IPLs initialize the hardware, set up a stack for the C-language environment, load the
OS image into memory, and finish up by jumping to the QNX startup code.
An IPL is minimalist; it uses as little code as possible to get the startup code to
run. An IPL first sets up the minimal environment needed to execute its compiled C
code, which then looks up the OS image and loads it into memory. Thus, an IPL
performs the following tasks, in sequence:
- Complete hardware initializations, if needed.
- Set up a stack for the C-language environment.
- Find and validate the OS image.
- Load the OS image into memory.
- Jump to the OS startup code.
An IPL can be stored on either a linearly-mapped device, such as a NOR Flash memory
device, or a non-linearly-mapped device, such as an eMMC, SD card, or SPI NOR Flash
device. Like the board architecture, the type of memory device on which the IPL and
the OS image are stored on determines the design of the IPL (see Factors affecting IPL design below, and Image storage later in this chapter).
Factors affecting IPL design
The design and content of an IPL are affected by numerous factors, including:
- Board
- IPLs are hardware architecture-specific. IPLs for x86 processors and ARM
processors are very different (see From reset to startup).
- In addition to being architecture-specific, an IPL is specific to the board
(and even the board variant) that it runs on. It must be customized so that
it knows how to configure the memory controller, set the clocks, and perform
other hardware initializations.
- Supported removeable media
- The IPL must take into account the type of removable media that the board
retrieves the boot image from, because this removable media determines the
boot strategies and techniques that the IPL can use.
- Although linear media are supported, non-linear media (for example, USB key
or onboard eMMC, NOR flash, or NAN flash) has become the most common
option.
- Size of the storage media
-
Whether the IFS image is compressed or uncompressed depends
on the size and performance of the storage media.
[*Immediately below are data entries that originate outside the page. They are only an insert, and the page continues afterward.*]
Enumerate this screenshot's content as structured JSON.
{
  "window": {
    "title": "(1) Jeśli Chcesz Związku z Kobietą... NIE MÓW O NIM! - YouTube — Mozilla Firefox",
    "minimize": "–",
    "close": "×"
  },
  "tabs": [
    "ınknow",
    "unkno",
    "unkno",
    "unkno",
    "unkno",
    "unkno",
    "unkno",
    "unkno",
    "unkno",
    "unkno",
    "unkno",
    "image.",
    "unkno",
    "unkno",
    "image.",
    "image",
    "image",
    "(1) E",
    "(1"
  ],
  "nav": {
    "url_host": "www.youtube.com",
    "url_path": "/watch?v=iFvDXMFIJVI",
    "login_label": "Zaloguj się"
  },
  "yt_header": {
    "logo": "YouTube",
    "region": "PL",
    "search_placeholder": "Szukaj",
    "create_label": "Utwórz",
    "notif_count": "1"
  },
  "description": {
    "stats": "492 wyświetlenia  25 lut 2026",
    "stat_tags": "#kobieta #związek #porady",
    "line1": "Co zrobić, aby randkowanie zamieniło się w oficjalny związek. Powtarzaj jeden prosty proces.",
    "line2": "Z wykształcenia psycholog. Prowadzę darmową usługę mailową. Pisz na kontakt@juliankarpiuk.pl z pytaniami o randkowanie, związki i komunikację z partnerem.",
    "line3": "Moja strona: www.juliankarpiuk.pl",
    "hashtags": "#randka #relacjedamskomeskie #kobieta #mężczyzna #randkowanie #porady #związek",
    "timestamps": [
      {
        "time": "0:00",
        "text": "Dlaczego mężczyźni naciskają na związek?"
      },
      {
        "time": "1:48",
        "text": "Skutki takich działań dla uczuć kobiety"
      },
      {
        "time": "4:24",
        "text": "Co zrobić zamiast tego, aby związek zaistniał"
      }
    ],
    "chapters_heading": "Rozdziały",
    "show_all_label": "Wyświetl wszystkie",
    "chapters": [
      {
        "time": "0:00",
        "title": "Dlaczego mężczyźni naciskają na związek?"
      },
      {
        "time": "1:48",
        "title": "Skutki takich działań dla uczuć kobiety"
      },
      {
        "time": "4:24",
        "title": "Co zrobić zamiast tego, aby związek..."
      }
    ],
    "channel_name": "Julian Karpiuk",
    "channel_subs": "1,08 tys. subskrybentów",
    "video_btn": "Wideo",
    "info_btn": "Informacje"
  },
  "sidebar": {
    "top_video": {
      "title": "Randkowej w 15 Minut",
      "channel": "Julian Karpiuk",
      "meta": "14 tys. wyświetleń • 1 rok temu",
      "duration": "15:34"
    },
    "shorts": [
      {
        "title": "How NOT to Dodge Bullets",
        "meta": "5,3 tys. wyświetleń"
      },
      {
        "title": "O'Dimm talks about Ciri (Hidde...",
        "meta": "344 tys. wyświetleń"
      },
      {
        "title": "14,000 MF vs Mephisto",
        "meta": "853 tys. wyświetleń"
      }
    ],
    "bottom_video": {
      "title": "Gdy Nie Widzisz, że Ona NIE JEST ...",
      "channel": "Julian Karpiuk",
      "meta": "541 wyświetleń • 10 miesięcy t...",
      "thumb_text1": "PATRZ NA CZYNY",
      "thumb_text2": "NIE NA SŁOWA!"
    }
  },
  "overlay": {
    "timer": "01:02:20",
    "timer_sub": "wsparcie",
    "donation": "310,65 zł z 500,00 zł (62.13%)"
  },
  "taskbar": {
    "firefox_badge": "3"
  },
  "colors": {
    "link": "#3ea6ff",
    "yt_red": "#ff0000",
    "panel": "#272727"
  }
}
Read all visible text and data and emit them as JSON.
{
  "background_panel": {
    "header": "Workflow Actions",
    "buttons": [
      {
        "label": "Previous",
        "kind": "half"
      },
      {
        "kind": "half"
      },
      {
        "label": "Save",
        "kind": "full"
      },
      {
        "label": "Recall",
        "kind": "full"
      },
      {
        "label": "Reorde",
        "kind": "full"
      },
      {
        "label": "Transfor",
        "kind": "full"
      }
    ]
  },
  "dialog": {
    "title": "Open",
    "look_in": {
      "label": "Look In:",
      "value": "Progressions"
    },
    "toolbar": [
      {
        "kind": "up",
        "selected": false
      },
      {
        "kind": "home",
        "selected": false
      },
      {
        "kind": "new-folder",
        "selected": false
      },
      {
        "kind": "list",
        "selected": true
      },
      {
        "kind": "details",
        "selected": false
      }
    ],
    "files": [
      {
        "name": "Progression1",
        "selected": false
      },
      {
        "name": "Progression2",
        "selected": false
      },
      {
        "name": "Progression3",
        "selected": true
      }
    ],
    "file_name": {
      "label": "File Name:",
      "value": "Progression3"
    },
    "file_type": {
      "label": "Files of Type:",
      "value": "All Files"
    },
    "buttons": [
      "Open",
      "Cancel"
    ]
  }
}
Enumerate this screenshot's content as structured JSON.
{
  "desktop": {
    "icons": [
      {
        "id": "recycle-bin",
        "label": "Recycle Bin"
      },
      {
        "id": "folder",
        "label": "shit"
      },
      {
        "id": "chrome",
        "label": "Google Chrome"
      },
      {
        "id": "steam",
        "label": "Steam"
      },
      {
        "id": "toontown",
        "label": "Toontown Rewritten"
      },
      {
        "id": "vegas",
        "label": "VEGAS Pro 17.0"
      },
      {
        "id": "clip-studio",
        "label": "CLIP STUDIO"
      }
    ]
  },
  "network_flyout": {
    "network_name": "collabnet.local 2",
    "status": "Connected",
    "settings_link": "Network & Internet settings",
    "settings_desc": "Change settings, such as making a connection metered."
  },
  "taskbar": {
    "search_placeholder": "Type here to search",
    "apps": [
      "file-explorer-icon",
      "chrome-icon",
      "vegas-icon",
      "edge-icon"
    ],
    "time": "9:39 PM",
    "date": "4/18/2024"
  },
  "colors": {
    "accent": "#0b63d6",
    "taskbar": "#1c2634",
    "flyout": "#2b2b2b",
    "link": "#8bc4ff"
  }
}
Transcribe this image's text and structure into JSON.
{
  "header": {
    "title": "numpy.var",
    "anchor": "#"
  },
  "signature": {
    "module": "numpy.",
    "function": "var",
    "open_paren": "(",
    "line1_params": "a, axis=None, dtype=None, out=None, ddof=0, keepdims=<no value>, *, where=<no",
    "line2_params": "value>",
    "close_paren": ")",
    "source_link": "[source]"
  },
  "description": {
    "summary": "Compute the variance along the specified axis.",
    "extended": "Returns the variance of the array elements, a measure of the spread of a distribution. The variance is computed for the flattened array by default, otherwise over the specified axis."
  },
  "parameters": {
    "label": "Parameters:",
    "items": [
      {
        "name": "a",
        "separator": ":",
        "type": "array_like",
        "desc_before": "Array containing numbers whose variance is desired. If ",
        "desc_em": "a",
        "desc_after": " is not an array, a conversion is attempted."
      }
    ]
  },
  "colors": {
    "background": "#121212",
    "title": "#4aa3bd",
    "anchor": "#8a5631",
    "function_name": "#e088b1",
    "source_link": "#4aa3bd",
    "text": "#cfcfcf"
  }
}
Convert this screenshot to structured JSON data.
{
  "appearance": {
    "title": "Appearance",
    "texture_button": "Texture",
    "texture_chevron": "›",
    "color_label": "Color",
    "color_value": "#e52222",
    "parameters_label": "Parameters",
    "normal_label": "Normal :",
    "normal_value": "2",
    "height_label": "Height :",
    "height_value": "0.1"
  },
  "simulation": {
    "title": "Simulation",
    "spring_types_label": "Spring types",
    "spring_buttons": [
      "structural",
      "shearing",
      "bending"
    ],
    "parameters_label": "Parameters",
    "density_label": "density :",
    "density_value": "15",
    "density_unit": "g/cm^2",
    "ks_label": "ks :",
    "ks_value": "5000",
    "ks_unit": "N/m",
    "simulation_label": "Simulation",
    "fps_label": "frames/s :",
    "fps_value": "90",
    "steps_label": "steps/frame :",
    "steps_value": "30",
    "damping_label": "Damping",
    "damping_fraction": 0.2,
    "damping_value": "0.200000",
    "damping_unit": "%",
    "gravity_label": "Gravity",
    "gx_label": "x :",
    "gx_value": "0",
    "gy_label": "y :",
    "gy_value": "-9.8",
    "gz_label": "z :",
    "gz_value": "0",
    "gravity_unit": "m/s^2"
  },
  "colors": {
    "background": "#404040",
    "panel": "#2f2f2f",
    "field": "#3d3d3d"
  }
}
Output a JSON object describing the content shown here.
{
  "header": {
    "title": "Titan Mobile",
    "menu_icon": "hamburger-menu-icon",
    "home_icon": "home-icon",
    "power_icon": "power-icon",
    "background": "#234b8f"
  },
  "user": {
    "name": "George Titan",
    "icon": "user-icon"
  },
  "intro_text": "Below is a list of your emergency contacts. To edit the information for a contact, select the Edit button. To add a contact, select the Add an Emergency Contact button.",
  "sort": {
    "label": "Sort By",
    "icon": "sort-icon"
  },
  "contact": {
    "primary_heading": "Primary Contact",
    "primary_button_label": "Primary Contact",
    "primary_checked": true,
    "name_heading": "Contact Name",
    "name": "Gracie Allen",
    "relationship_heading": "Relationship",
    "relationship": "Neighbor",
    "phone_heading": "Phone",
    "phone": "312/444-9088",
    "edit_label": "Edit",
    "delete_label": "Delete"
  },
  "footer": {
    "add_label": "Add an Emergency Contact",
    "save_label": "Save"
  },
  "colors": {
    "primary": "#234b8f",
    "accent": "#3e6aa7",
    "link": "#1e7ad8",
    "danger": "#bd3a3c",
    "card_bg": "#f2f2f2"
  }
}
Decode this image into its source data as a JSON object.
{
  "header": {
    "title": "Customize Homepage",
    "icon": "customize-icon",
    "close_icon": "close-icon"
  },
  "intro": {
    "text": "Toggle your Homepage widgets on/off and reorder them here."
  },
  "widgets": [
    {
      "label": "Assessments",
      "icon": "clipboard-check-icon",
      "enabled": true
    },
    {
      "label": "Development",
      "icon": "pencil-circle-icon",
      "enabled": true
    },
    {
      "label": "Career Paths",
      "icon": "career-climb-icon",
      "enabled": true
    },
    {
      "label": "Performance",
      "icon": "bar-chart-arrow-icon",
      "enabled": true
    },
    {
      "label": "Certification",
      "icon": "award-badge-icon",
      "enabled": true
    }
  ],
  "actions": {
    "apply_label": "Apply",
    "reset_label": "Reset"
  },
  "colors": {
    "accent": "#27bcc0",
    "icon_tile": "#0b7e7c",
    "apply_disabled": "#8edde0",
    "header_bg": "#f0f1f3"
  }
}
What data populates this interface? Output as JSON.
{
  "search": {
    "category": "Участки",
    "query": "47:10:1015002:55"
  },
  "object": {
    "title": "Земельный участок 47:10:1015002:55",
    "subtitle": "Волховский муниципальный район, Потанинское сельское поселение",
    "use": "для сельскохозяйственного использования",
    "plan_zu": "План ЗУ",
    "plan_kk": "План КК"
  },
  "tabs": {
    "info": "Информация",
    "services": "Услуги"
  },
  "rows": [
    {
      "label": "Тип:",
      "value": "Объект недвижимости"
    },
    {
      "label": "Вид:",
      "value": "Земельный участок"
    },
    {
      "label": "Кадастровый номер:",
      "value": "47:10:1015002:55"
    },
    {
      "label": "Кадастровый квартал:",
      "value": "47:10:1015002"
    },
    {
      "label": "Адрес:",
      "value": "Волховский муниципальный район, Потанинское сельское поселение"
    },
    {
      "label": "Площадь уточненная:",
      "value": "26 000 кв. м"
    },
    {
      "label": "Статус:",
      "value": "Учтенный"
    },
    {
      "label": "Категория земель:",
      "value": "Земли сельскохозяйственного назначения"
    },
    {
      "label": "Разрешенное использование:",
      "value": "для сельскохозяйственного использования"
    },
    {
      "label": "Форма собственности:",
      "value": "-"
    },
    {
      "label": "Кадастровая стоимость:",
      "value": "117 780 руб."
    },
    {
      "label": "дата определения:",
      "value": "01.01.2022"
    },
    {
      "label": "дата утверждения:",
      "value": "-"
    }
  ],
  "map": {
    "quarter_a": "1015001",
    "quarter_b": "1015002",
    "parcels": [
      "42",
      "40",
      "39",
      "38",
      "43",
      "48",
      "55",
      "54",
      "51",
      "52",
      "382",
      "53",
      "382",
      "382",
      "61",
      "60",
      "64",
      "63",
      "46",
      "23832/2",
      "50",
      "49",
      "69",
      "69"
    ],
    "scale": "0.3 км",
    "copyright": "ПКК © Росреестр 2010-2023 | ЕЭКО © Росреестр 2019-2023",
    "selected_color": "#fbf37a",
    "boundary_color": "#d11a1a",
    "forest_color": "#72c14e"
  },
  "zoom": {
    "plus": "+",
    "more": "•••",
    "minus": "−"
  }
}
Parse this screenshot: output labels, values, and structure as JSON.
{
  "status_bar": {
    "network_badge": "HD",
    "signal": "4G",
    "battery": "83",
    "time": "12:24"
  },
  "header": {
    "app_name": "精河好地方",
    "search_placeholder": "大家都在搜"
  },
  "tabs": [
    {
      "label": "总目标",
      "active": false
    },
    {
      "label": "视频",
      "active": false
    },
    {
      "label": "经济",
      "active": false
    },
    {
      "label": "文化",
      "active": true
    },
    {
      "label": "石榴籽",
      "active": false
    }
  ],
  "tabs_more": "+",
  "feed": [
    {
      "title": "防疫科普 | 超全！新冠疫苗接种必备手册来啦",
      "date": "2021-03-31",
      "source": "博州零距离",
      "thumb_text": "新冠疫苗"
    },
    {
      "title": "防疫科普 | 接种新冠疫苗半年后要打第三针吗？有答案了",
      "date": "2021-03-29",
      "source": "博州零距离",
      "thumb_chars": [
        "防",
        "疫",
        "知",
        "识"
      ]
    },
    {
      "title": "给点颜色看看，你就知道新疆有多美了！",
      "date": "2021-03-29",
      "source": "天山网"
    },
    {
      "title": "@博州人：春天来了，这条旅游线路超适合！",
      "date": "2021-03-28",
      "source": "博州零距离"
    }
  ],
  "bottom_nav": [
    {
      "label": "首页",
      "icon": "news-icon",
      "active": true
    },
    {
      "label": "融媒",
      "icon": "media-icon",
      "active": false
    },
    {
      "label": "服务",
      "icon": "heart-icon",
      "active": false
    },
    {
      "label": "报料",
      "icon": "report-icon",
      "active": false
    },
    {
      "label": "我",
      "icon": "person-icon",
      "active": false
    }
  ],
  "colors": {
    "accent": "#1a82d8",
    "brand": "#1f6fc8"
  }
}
For both compressed and
uncompressed images, the IPL copies the IFS to RAM and then jumps to the
startup code. The startup code determines whether the image is compressed or
not, decompresses it (if it is compressed), and then relocates it to its
proper location in RAM. Because all these tasks add time to the boot
process, you can configure the boot process to copy the IFS to its final
location, instead of the startup code.